Tuesday 18 October 20162016-loup-rimbaud

Time

12:30-13:30

Venue

CSIRO Black Mountain B1 Lecture Theatre

Speaker

Loup Rimbaud, CSIRO Agriculture & Food

Summary

Management strategies of epidemics are often based on expert opinions rather than the formal demonstration of their efficiency. This is due to the difficulty of accounting for both biological processes and human interventions in field trials of various control methods designed to identify the most efficient. Thus, improving these strategies, which have no a priori reason to be optimal, is not an easy task. A promising approach to overcome obstacles linked to experiments consists in modelling both the epidemic process and the control measures. The key drivers of such models can be identified by a sensitivity analysis and, for some of them, better characterized experimentally. Control parameters are other key drivers that can be optimized by taking advantage of the potential of sensitivity analysis.

This approach, applicable to many epidemic diseases, has been tested on the management of sharka, a damaging disease of trees of the genus Prunus (especially apricot, peach and plum). It is caused by Plum pox virus (PPV, genus Potyvirus, transmitted by aphids) and associated with severe economic losses. Experiments on the concurrence between the infectious and symptomatic states of infected plants were carried out to feed a stochastic spatiotemporal model simulating sharka spread.

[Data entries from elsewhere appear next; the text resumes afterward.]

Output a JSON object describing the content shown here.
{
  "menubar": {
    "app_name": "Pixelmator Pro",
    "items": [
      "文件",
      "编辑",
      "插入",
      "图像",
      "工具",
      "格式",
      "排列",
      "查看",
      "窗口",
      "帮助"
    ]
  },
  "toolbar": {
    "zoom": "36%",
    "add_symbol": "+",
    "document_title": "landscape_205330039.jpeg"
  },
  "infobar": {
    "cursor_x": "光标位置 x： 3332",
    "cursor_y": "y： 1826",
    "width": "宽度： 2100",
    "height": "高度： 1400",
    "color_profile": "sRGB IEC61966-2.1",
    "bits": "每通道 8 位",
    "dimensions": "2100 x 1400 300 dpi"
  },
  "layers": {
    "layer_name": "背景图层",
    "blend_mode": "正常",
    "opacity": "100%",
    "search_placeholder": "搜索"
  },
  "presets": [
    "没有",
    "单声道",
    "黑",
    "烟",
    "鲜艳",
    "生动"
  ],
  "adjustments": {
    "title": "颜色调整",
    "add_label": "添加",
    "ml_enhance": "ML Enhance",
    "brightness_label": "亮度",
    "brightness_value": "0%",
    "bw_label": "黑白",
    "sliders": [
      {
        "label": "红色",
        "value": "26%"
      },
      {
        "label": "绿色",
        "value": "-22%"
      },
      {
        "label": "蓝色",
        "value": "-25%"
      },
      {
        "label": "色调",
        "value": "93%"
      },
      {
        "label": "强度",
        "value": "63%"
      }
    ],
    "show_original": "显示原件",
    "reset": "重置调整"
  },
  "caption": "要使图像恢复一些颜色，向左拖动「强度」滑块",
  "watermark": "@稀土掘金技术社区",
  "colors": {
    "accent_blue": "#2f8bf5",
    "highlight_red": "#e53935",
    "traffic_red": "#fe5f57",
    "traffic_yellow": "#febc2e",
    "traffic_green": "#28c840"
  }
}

Finally, sensitivity analyses of this model enabled the identification of economically optimal parameters for the management strategy in the simulated epidemic context.

Brief Bio

Loup is a postdoctoral scientist working on plant-pathogen interactions and the management of plant disease epidemics. He research combines simulation modelling with glasshouse and field experiments. He joined CSIRO a few months ago as a postdoctoral fellow to work on durable deployment strategies of genetically-controlled plant resistance. In this seminar, he will present some of the results he obtained during his PhD on the management of a perennial plant disease based on surveillance and removal in orchards.

 This is a public seminar.

NO visitor pass is required for non-CSIRO attendees going to Lecture Theatre Building 1.